I hope that this moment is a moment of reconnection for our community, a moment to share blessings and cultivate communal love. As our 2022 High Holiday theme “Replenishing Our Souls” implies, it has been an arduous few years and we can use all the spiritual strength we can muster as we move forward in a world not quite like the one we knew before. There are a number of effective ways to replenish our spirit on the High Holidays. One important way is to share our material blessings by making a Kol Nidre pledge to WJC.
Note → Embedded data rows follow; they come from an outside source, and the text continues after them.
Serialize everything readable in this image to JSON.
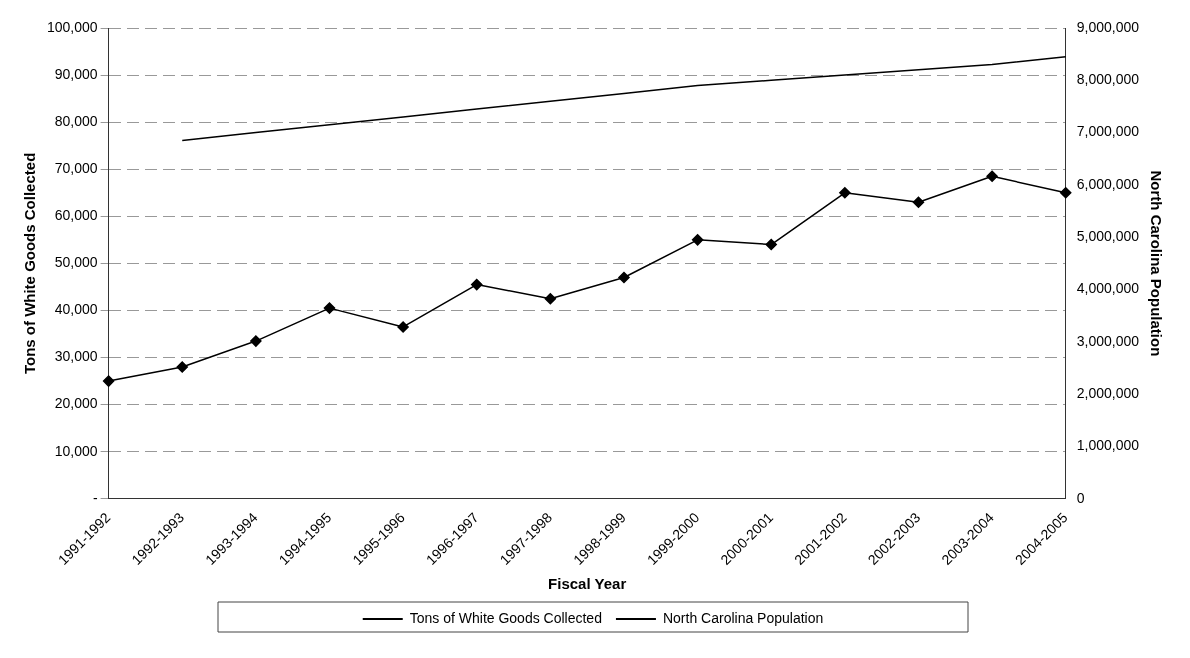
{
  "chart_data": {
    "type": "line",
    "xlabel": "Fiscal Year",
    "ylabel": "Tons of White Goods Collected",
    "y2label": "North Carolina Population",
    "categories": [
      "1991-1992",
      "1992-1993",
      "1993-1994",
      "1994-1995",
      "1995-1996",
      "1996-1997",
      "1997-1998",
      "1998-1999",
      "1999-2000",
      "2000-2001",
      "2001-2002",
      "2002-2003",
      "2003-2004",
      "2004-2005"
    ],
    "series": [
      {
        "name": "Tons of White Goods Collected",
        "color": "#000000",
        "marker": "diamond",
        "values": [
          25000,
          28000,
          33500,
          40500,
          36500,
          45500,
          42500,
          47000,
          55000,
          54000,
          65000,
          63000,
          68500,
          65000
        ]
      },
      {
        "name": "North Carolina Population",
        "color": "#000000",
        "marker": "none",
        "axis": "y2",
        "values": [
          null,
          6850000,
          7000000,
          7150000,
          7300000,
          7450000,
          7600000,
          7750000,
          7900000,
          8000000,
          8100000,
          8200000,
          8300000,
          8450000
        ]
      }
    ],
    "ylim": [
      0,
      100000
    ],
    "yticks": [
      {
        "value": 0,
        "label": "-"
      },
      {
        "value": 10000,
        "label": "10,000"
      },
      {
        "value": 20000,
        "label": "20,000"
      },
      {
        "value": 30000,
        "label": "30,000"
      },
      {
        "value": 40000,
        "label": "40,000"
      },
      {
        "value": 50000,
        "label": "50,000"
      },
      {
        "value": 60000,
        "label": "60,000"
      },
      {
        "value": 70000,
        "label": "70,000"
      },
      {
        "value": 80000,
        "label": "80,000"
      },
      {
        "value": 90000,
        "label": "90,000"
      },
      {
        "value": 100000,
        "label": "100,000"
      }
    ],
    "y2lim": [
      0,
      9000000
    ],
    "y2ticks": [
      0,
      {
        "value": 1000000,
        "label": "1,000,000"
      },
      {
        "value": 2000000,
        "label": "2,000,000"
      },
      {
        "value": 3000000,
        "label": "3,000,000"
      },
      {
        "value": 4000000,
        "label": "4,000,000"
      },
      {
        "value": 5000000,
        "label": "5,000,000"
      },
      {
        "value": 6000000,
        "label": "6,000,000"
      },
      {
        "value": 7000000,
        "label": "7,000,000"
      },
      {
        "value": 8000000,
        "label": "8,000,000"
      },
      {
        "value": 9000000,
        "label": "9,000,000"
      }
    ],
    "grid": "y",
    "legend": "bottom",
    "line_style": "solid"
  }
}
Your clergy and lay leadership are working hard to chart the best path forward for a community that has changed significantly in the last three years. We have even undertaken a comprehensive strategic planning process and hope we will receive input data from all of you that helps us make decisions about the future. As part of the process, we are addressing the implications of COVID, the rise of Antisemitism, and the significant increase in gun violence. Clearly, we have entered a new era that will require significantly more focus and costs to address the critical issues of today’s world. And of course, this will be in addition to the regular costs of our programming and staff. The health and safety of everyone who enters our facility or is associated with WJC is our highest priority and we need your support to adapt to this new environment.
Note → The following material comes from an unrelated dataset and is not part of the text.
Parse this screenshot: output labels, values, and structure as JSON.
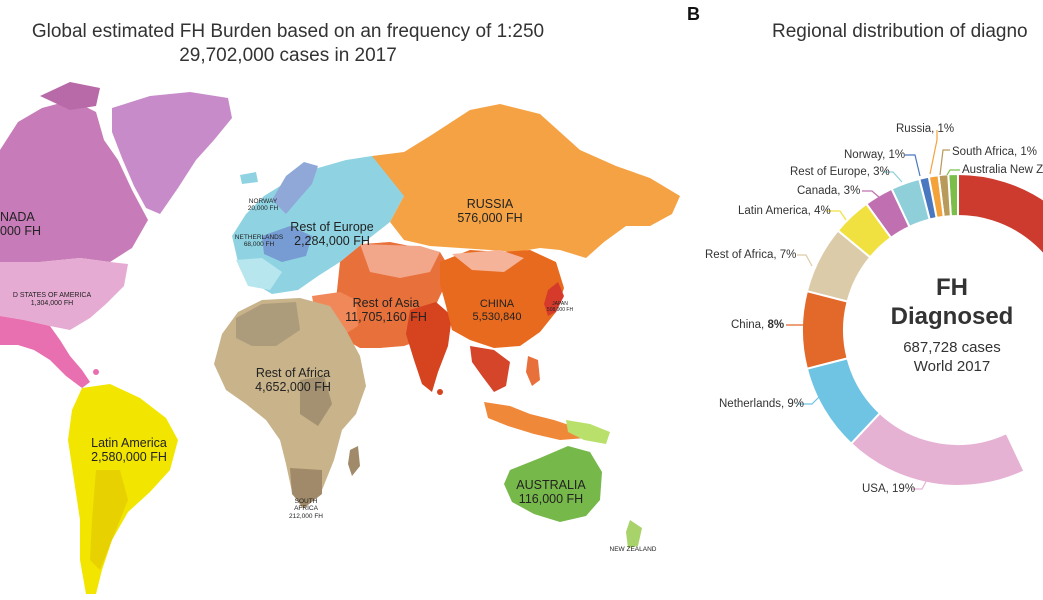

As our tradition teaches, giving tzedakah is an essential part of the High Holiday process—“teshuva, tefillah, and tzedakah avert the evil decree.” As I’d hoped when I described us as butterflies in my appeal last year, despite being as delicate as the butterflies making their intergenerational journeys of hundreds of miles, despite the threatening storms, we have been resilient. With God’s help, we are poised for a steadier flight forward. This High Holiday season, I am asking for you to give not only to replenish the resources of this sacred congregation, but because giving Tzedaka and supporting our precious Jewish community is a way to replenish your own soul, to help grow and regrow the love and commitment that bind us together and make this congregation so special. As we seek to replenish ourselves from the spiritual exhaustion plaguing nearly everyone these days and to return to the path God has set for us, let us rekindle our commitment through investment in our relationship with WJC. We will do whatever it takes to continue to build a WJC that is even more welcoming, beautiful, safe and accessible than ever before. Thank you for bonding your future to ours through your generosity.
This year we will once again be running a paperless campaign without pledge cards at holiday services. I hope you will make your pledge online or call the office and one of the staff will be glad to help you with your pledge.